A Higher Call
- Author: Adam Makos; Larry Alexander;
- Language: English
- Genre: History
- Publisher: Berkley Books
- Publication date: 2012
- Publication place: United States
- Pages: 400
- ISBN: 978-0-425-25286-4

= A Higher Call =

Book about WWII combat incident

A Higher Call is a 2012 non-fiction book by Adam Makos with Larry Alexander, published by Berkley Books. It recounts the story of the Charlie Brown and Franz Stigler incident of 1943, which took place in the skies of Germany during the Second World War. In it, Franz Stigler, a German Luftwaffe fighter ace flying a Messerschmitt Bf 109, guided a severely damaged American Boeing B-17 Flying Fortress out of German airspace after failing to persuade it to surrender, an act of chivalry.

The work is based on interviews with Stigler and Brown more than 50 years after the incident.

==Publication==
A Higher Call: An Incredible True Story of Combat and Chivalry in the War-Torn Skies of World War II was written by military historian Adam Makos with military writer Larry Alexander and published in 2012 by Berkley Books. It has 400 pages, and includes photographs, notes and a bibliography. There is no index.

==Background==
Makos is editor of a military history magazine, Valor. He writes regularly about the Second World War and as in the book, he relates some of his work to his own life changing experiences. He describes the book title as "one man's humanity over his nationality".

==Summary==
A Higher Call is a story about chivalry; it tells the story about Franz Stigler, a German fighter ace of the Luftwaffe pilot who flew a Messerschmitt Bf 109, and Charlie Brown, a 21-year-old American pilot of a Boeing B-17 Flying Fortress named 'Ye Olde Pub'. On 20 December 1943, following a bombing mission over Germany, the severely damaged American aircraft was approached by Stigler whilst attempting to fly to England from Berlin. Stigler's duty was to destroy the American aircraft, but after seeing the wounded crew, instead flew in formation and guided it away from Germany after failing to persuade it to surrender. The book begins with Makos's account of his own experiences, research and how he interviewed the two veterans more than 50 years after the incident and after they had reunited in the 1980s. In his experience this is one of several similar stories.

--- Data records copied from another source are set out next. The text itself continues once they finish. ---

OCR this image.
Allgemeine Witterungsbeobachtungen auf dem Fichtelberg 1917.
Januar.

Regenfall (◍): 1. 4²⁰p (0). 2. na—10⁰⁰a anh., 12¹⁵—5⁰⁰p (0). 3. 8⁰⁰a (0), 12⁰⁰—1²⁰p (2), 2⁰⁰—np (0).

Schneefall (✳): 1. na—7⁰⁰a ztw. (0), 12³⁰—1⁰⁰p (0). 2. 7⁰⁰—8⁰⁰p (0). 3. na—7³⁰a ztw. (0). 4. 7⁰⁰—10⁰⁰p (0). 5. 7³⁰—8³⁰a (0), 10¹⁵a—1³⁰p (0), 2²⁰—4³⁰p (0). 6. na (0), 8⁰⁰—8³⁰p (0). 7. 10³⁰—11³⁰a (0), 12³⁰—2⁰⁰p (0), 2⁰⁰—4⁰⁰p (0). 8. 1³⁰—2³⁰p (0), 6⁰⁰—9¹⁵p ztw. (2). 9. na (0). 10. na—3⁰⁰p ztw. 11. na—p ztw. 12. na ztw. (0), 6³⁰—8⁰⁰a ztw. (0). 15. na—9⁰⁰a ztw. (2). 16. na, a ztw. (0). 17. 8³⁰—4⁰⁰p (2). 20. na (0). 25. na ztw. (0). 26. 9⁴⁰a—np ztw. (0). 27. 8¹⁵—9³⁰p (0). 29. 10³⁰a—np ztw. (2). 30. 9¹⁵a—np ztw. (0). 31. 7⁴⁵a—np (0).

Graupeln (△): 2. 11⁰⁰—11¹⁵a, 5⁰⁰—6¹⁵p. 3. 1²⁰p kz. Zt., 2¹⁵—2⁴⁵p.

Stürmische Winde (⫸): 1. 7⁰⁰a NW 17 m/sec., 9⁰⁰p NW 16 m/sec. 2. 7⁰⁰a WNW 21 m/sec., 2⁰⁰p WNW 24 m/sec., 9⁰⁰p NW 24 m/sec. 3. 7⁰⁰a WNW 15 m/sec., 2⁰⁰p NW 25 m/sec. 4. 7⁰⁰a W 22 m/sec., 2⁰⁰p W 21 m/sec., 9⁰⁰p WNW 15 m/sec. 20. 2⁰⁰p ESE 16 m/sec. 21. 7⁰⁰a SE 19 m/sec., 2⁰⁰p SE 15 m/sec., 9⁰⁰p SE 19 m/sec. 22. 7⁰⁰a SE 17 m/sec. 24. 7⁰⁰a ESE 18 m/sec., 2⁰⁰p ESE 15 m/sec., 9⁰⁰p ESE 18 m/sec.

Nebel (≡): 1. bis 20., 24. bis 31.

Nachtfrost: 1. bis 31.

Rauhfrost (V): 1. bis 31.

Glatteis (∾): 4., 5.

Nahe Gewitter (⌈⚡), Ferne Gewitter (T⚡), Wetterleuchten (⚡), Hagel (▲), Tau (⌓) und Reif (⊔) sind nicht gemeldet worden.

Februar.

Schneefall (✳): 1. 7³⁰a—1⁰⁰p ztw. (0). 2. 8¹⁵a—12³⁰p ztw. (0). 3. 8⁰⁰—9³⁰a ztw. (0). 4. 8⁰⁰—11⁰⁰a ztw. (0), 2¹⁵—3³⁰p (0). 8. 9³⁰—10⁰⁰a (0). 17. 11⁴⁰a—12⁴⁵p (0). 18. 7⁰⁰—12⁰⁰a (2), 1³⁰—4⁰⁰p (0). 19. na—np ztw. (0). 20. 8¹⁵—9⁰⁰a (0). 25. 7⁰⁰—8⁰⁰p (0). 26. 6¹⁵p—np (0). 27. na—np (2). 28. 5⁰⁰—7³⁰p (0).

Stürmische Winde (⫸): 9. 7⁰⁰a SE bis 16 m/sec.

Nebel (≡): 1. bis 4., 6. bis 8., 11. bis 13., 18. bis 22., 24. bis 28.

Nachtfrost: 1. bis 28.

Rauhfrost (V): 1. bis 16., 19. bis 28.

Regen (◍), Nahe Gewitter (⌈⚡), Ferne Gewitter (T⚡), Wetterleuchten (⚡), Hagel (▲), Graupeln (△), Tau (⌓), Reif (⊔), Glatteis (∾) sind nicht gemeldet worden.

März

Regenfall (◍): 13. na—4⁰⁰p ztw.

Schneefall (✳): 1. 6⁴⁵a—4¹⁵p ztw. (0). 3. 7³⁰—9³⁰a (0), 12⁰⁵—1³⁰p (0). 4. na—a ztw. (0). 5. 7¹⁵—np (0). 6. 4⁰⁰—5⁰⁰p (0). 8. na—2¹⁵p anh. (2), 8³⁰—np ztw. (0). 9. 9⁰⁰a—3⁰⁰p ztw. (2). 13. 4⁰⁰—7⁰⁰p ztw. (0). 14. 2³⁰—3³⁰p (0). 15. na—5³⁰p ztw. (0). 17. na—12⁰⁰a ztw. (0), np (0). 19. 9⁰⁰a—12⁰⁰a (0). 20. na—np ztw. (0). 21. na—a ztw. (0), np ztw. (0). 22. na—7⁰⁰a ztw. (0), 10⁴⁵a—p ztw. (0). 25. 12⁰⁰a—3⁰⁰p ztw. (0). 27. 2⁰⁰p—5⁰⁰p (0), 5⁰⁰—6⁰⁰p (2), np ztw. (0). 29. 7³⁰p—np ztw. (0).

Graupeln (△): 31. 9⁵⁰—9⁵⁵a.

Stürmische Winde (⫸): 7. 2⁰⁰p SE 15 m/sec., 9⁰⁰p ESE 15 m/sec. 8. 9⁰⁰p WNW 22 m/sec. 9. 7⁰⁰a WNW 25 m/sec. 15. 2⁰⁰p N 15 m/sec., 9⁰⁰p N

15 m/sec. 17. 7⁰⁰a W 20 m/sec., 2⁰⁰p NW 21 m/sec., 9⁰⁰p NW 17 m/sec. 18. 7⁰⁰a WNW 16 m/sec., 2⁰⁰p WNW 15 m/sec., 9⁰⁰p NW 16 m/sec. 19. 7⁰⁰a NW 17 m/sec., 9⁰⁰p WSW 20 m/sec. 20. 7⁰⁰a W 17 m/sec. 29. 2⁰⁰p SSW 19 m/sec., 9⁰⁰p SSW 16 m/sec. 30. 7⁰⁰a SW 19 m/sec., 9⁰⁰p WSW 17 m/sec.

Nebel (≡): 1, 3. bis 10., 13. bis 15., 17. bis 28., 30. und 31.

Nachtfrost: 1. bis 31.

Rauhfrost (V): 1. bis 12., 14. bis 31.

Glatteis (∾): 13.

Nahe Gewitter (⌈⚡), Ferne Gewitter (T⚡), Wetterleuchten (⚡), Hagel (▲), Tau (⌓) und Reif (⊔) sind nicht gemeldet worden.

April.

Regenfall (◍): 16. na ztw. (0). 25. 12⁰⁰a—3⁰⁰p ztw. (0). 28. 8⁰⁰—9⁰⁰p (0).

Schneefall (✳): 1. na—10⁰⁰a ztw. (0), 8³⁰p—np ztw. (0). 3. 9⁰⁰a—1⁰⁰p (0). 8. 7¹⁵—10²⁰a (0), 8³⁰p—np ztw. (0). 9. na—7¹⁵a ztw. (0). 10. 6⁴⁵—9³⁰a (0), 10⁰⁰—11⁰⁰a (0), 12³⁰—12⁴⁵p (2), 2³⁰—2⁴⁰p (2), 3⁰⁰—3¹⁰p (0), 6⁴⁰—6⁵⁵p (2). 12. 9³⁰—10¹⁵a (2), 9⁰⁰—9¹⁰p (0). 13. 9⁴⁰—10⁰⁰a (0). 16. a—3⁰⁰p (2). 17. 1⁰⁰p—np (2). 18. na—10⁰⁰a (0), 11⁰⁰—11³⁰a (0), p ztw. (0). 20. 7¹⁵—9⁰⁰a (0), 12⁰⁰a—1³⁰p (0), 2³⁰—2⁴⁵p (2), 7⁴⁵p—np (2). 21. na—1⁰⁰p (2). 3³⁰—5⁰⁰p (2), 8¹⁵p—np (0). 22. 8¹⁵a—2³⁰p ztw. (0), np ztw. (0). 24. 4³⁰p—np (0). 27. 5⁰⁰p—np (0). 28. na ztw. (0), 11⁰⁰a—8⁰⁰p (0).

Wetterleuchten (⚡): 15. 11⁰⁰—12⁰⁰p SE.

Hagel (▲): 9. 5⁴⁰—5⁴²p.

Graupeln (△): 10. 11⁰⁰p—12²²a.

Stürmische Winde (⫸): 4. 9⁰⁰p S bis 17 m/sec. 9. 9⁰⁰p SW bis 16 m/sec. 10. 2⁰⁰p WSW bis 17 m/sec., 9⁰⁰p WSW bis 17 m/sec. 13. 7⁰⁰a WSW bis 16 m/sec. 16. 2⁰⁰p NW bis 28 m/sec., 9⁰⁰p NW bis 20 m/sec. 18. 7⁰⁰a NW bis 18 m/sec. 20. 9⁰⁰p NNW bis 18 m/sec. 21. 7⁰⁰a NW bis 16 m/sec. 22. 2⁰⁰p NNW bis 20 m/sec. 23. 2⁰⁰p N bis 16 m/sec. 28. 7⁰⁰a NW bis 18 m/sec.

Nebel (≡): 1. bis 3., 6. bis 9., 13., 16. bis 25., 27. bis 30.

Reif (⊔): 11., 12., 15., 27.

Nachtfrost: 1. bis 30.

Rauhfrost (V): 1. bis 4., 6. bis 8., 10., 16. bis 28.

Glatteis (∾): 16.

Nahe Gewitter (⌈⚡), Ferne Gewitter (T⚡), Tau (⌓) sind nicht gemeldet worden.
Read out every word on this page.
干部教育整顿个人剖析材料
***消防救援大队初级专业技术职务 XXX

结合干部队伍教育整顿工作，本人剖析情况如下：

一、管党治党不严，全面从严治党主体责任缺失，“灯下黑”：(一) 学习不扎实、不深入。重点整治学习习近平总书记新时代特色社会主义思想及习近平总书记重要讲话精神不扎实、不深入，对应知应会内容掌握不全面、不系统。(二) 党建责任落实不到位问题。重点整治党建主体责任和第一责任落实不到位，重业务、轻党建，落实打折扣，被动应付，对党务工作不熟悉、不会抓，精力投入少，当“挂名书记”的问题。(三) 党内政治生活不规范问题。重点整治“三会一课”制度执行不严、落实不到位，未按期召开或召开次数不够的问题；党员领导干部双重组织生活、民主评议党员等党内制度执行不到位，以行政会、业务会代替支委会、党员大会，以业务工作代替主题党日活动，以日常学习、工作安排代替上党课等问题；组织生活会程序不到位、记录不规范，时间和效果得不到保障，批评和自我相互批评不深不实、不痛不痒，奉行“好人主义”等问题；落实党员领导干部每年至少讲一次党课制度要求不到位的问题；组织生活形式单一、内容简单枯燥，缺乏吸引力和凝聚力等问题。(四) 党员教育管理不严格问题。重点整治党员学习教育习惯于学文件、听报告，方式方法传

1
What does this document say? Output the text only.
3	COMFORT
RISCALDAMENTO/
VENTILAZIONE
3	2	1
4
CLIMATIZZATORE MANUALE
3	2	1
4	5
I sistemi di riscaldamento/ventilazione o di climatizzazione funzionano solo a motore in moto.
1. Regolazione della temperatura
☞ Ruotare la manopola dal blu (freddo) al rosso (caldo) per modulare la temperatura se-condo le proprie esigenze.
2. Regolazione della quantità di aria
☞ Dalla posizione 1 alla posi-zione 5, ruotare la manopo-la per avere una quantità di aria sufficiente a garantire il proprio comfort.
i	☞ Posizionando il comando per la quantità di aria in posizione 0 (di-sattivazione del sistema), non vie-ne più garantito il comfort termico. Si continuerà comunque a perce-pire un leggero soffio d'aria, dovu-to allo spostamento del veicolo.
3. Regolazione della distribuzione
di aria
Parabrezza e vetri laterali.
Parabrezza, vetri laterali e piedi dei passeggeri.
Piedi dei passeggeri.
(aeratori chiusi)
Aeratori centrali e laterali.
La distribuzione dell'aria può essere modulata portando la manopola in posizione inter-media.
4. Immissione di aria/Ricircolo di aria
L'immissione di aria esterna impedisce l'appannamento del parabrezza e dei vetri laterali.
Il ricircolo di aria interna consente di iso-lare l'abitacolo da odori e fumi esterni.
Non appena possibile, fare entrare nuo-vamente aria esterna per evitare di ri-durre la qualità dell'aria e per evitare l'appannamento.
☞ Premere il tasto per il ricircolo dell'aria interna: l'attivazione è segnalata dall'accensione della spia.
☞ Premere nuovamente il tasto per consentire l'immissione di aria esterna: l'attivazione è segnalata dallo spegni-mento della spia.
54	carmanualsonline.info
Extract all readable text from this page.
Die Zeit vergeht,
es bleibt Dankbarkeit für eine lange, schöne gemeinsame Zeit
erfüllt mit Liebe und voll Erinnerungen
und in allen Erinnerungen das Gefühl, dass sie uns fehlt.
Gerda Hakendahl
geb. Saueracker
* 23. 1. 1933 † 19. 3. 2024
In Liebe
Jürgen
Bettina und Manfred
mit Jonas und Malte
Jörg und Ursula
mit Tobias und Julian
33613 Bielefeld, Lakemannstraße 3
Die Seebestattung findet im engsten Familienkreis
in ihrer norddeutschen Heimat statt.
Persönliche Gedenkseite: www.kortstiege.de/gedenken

He explains in the first chapter that before meeting Brown, he would never have interviewed or written about a German fighter pilot. It is followed by the story of Stigler's early life, training in flying and Stigler's account of post-war Germany. It also covers how Stigler went from surveying flight routes for Luft Hansa to training pilots for the Luftwaffe, including his brother August, who experienced a fatal crash.

How Stigler and Brown later reunited is discussed near the end of the book.

==Reception==
In 2013, Higher Call featured on The New York Times Best Seller list. In 2014, the book appeared on Chief of Staff of the United States Air Force Mark Welsh's recommended reading list. A review appeared in The Times of London.

In a review in Air Power History, the book is noted to give an understanding of doing the right thing "especially when no-one is watching".